The four international organizations (ISMGF, ISOD, IBSA, and cp-Isra) felt right away that need to organize in the face of the Games and founded in 1982, the International Coordinating Committee of sports for persons with disabilities (ICC), consisting initially of three members from each entity. In 1986, the International Sports Federations for the Deaf (CISS) and Persons with intellectual disabilities (INAS-FID) joined.

Finally, on 22 September 1989, the International Paralympic Committee, a non-profit organization, was born in Dusseldorf, Germany, to act as the governing body of the Paralympic Movement. But it wasn’t until 1992, after the Barcelona Games, that the ICC finally gave the witness to the IPC.

Divergent paths

For a wide variety of reasons, as has been said, the Olympic and Paralympic Games did not share seats for many years. In 1968 the Paralympics were not in Mexico, but Tel-Aviv (Israel); Germany in 1972 transferred the Paralympic competition to Heidelberg instead of holding it in Munich, and in 1976, the Montreal Games moved to another Canadian city, Toronto. The situation worsened further when the Soviet Union refused to host the 1980 Paralympic Games in Moscow or any other Russian town and had to be held in Arnhem, The Netherlands.

But four years later, in 1984, something similar happened with the other world superpower of the Cold War, and Los Angeles refused to organize the Paralympic event. Games as such could not even be held, as they had to be split between two venues: New York organized competitions for the blind, amputees, and other physical disabilities and people with cerebral palsy, while testing for people with spinal injuries had to return to Stoke Mandeville in Britain.

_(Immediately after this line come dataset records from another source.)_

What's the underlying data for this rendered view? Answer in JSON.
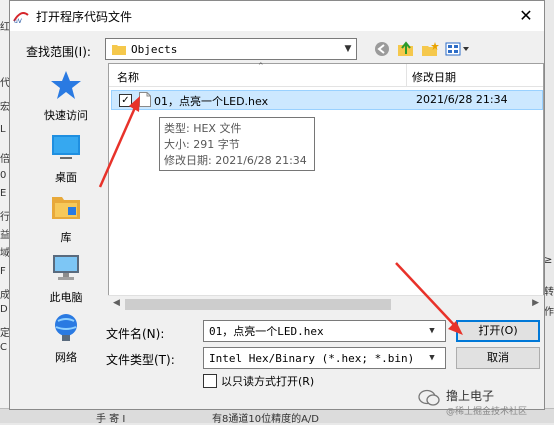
{
  "window": {
    "title": "打开程序代码文件"
  },
  "background": {
    "left_fragments": [
      "红",
      "代",
      "宏",
      "L",
      "倍",
      "0",
      "E",
      "行",
      "益",
      "域",
      "F",
      "成",
      "D",
      "定",
      "C"
    ],
    "bottom_fragments": [
      "手 寄 Ⅰ",
      "有8通道10位精度的A/D"
    ],
    "right_fragments": [
      "≥",
      "转",
      "作"
    ]
  },
  "lookin": {
    "label": "查找范围(I):",
    "value": "Objects"
  },
  "toolbar": {
    "icons": [
      "back-icon",
      "up-folder-icon",
      "new-folder-icon",
      "view-menu-icon"
    ]
  },
  "places": [
    {
      "label": "快速访问",
      "icon": "quick-access-icon"
    },
    {
      "label": "桌面",
      "icon": "desktop-icon"
    },
    {
      "label": "库",
      "icon": "library-icon"
    },
    {
      "label": "此电脑",
      "icon": "this-pc-icon"
    },
    {
      "label": "网络",
      "icon": "network-icon"
    }
  ],
  "filelist": {
    "columns": {
      "name": "名称",
      "date": "修改日期"
    },
    "rows": [
      {
        "name": "01，点亮一个LED.hex",
        "date": "2021/6/28 21:34",
        "checked": true,
        "selected": true
      }
    ],
    "tooltip": {
      "type": "类型: HEX 文件",
      "size": "大小: 291 字节",
      "modified": "修改日期: 2021/6/28 21:34"
    }
  },
  "filename": {
    "label": "文件名(N):",
    "value": "01，点亮一个LED.hex"
  },
  "filetype": {
    "label": "文件类型(T):",
    "value": "Intel Hex/Binary (*.hex; *.bin)"
  },
  "readonly": {
    "label": "以只读方式打开(R)"
  },
  "buttons": {
    "open": "打开(O)",
    "cancel": "取消"
  },
  "watermark": {
    "name": "撸上电子",
    "sub": "@稀土掘金技术社区"
  },
  "colors": {
    "selection": "#cce8ff",
    "accent": "#0078d7",
    "arrow": "#e8322a"
  }
}
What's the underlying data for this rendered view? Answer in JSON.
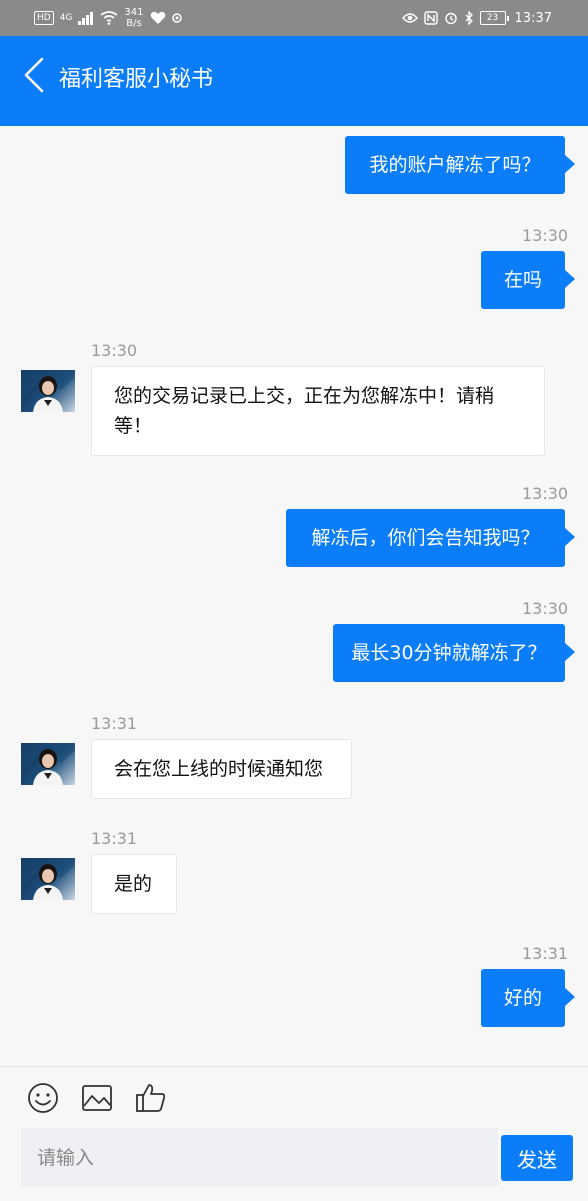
{
  "status_bar": {
    "hd": "HD",
    "signal_type": "4G",
    "speed_value": "341",
    "speed_unit": "B/s",
    "battery": "23",
    "time": "13:37"
  },
  "header": {
    "title": "福利客服小秘书"
  },
  "messages": [
    {
      "sender": "me",
      "time": "",
      "text": "我的账户解冻了吗？"
    },
    {
      "sender": "me",
      "time": "13:30",
      "text": "在吗"
    },
    {
      "sender": "bot",
      "time": "13:30",
      "line1": "您的交易记录已上交，正在为您解冻中！请稍",
      "line2": "等！"
    },
    {
      "sender": "me",
      "time": "13:30",
      "text": "解冻后，你们会告知我吗？"
    },
    {
      "sender": "me",
      "time": "13:30",
      "text": "最长30分钟就解冻了？"
    },
    {
      "sender": "bot",
      "time": "13:31",
      "text": "会在您上线的时候通知您"
    },
    {
      "sender": "bot",
      "time": "13:31",
      "text": "是的"
    },
    {
      "sender": "me",
      "time": "13:31",
      "text": "好的"
    }
  ],
  "composer": {
    "placeholder": "请输入",
    "send_label": "发送"
  },
  "colors": {
    "accent": "#0b7df8",
    "status_bar_bg": "#8a8a8a",
    "chat_bg": "#f7f7f7"
  }
}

At the same time, in 1976, the Swedish town of Ornskoldsvik hosted the first Paralympic Winter Games, with 53 athletes from 16 countries taking part in Alpine and Nordic skiing events. After that, he also acquired four-yearly.

Finally, since Seoul 1988 and Albertville 1992, the summer and Winter Olympic and Paralympic Games are held in the same cities and facilities, as a result of the agreement between the ICC and the International Olympic Committee, in which the then-president of the highest Olympic organ, Juan Antonio Samaranch, played a key role.